Y80A is the most striking in that it essentially converts the enzyme to a C-specific mismatch endonuclease (Figure 2). Consequently, the previous refractory C/C mismatch for the wild-type enzyme now becomes cleavable by the Y80A mutant. First, how does a single alanine substitution at Y80 position accomplish such a dramatic alteration in base preference? A simple model is illustrated in Figure 5. In the wild-type enzyme, Y80 imposes an unfavorable interaction with a C base, in which the amino group at C4 position spatially clashes with the bulky tyrosine residue. This steric hindrance prevents the wild-type endo V from recognizing and cleaving C-containing strand in a mismatch. By substituting the phenol side chain with a small methyl group, Y80A releases the steric tension and allows the C base to be accommodated in the recognition pocket (Figure 5). A comparison with uracil DNA glycosylase (UDG) is illuminating. The N204 in the recognition site of human UDG forms hydrogen bonds with O4 and N3 of uracil via the amide side chain and the Y147 excludes a thymine base by steric complementarity (21). Interestingly, N204D confers cytosine DNA glycosylase to hUDG by forming hydrogen bonds with the C4-amino group and the N3-nitrogen via the carboxyl side chain, while Y147A switches the enzyme to TDG by preventing the steric clash with the C5-methyl group of the thymine base (22). It is possible that endo V and UDG adopted a similar strategy as part of base-specific recognition mechanism (22–26).

Figure 5

A hypothetical model for alteration of base recognition by Y80A. See text for details.

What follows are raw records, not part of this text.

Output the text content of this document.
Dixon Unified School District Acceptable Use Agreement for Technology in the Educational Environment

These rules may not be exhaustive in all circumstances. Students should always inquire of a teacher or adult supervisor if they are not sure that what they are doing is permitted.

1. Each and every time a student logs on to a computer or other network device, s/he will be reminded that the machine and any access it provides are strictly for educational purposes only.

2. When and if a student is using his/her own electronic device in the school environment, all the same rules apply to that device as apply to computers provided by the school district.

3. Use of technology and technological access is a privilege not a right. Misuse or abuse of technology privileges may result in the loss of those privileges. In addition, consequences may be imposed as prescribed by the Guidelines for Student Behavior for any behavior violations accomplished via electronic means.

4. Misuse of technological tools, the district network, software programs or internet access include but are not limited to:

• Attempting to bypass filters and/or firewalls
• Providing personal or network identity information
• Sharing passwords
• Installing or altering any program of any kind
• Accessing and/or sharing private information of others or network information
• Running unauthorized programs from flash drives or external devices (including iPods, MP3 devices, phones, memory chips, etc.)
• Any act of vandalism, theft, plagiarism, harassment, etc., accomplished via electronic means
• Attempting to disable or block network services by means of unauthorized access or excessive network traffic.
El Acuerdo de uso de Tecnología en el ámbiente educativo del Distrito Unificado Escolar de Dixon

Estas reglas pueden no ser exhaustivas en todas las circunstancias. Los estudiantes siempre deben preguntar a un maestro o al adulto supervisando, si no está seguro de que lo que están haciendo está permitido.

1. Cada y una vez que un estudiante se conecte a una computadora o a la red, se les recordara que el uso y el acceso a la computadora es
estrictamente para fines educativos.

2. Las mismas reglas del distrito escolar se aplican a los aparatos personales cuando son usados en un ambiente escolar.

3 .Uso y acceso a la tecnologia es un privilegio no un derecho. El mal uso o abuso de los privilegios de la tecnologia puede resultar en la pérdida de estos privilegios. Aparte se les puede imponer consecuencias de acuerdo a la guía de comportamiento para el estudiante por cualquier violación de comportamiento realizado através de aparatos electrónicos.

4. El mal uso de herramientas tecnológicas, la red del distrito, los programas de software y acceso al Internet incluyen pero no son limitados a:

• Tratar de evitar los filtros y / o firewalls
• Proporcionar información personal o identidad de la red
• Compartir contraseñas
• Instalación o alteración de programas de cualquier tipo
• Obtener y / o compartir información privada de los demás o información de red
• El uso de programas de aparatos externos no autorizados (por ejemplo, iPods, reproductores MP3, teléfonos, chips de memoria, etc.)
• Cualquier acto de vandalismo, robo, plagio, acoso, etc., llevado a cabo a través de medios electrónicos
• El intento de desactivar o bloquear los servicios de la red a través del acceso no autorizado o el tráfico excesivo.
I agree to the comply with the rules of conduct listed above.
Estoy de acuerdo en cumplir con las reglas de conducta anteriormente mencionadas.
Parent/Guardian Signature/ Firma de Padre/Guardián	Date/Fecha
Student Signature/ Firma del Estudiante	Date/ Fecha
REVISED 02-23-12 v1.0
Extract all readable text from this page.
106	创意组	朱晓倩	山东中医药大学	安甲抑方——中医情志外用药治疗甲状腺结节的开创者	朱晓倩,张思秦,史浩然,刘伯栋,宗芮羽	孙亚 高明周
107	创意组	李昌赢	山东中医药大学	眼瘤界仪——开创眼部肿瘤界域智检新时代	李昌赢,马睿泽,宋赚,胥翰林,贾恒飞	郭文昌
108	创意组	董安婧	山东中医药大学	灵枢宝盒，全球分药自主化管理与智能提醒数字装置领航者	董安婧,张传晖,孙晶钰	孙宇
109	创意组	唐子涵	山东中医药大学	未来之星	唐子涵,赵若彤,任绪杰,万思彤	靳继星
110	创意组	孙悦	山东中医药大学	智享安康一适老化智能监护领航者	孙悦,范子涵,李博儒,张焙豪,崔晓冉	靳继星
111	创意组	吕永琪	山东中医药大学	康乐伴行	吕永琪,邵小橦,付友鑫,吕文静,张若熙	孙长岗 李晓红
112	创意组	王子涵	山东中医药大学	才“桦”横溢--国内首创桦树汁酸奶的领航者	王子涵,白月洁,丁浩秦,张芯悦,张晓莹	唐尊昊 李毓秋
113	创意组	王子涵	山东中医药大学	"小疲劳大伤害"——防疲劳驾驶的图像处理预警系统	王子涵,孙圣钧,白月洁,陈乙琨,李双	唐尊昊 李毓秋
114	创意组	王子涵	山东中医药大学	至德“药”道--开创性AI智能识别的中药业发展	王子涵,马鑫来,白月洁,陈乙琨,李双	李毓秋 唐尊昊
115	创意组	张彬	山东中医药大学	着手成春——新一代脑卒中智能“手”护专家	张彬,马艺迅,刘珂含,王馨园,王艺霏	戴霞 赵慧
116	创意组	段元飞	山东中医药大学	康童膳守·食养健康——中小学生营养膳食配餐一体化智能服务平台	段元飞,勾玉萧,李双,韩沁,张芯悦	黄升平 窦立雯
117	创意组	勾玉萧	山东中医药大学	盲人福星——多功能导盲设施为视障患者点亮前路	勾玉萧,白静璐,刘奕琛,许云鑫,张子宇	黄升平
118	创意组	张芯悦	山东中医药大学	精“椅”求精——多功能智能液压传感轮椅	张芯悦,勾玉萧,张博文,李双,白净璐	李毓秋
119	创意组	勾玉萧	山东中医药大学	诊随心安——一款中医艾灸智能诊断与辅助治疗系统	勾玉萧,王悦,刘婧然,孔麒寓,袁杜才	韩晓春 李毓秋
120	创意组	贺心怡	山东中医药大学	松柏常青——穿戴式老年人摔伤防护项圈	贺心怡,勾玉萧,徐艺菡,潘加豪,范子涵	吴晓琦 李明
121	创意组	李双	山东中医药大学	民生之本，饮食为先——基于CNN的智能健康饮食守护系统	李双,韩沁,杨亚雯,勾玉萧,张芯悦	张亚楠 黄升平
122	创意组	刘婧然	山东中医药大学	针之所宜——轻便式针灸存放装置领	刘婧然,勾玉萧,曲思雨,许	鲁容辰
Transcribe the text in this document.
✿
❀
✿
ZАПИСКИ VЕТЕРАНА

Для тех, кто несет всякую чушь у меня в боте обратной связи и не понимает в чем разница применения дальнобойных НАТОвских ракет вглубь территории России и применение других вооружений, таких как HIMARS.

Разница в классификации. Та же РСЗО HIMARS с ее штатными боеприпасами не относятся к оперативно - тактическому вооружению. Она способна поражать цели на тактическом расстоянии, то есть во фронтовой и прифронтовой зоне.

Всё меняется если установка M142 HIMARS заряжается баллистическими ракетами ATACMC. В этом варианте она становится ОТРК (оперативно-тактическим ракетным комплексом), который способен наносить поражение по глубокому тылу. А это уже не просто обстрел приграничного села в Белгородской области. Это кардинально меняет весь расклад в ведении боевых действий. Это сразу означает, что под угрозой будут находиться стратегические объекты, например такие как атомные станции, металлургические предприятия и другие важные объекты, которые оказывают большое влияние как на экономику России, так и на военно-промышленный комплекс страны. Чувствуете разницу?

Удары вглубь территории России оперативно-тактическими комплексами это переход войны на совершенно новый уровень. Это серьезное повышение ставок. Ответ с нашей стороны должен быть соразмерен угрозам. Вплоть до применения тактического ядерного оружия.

The surprising alteration in base preference of mismatch cleavage prompted us to investigate the potential implication in improving the endo V/ligase mutation scanning technique previously reported (8). The use of this technique in scanning K-ras mutations met with difficulty partly due to the inability of the wild-type endo V to cleave A/C mismatches in some G/C rich sequence context (8). Data presented here indicate that the Y80A is not only specific for C-containing mismatches, but also for those embedded in G/C rich environment (Figure 3). Therefore, the C-specific mismatch cleavage ability may have enabled the Y80A to recognize and nick the C-strand previously not accessible by the wt endo V. Based on the model explained above, favorable interactions between Y80A and a C base may facilitate the base recognition process, which assists in guiding the complex to a catalytically competent path. Likewise, the previously inaccessible C/C mismatch now becomes a substrate for Y80A (Figure 2). The difference in A/C mismatch cleavage efficiency between amplicons with blunt or overhang ends is due to loss of fluorescence signal by endo V cleavage. This problem was previously addressed by synthesizing modified primers that are refractory to endo V cleavage (15). Introducing a nicking site into a PCR primer provides a simple alternative method to maintain mismatch cleavage signal. This study demonstrates how malleable endo V is, allowing for alteration of base preference in mismatch cleavage by single amino acid changes. Some of these mutants offer the potential for developing base-specific endo V/DNA ligase mutation scanning assays.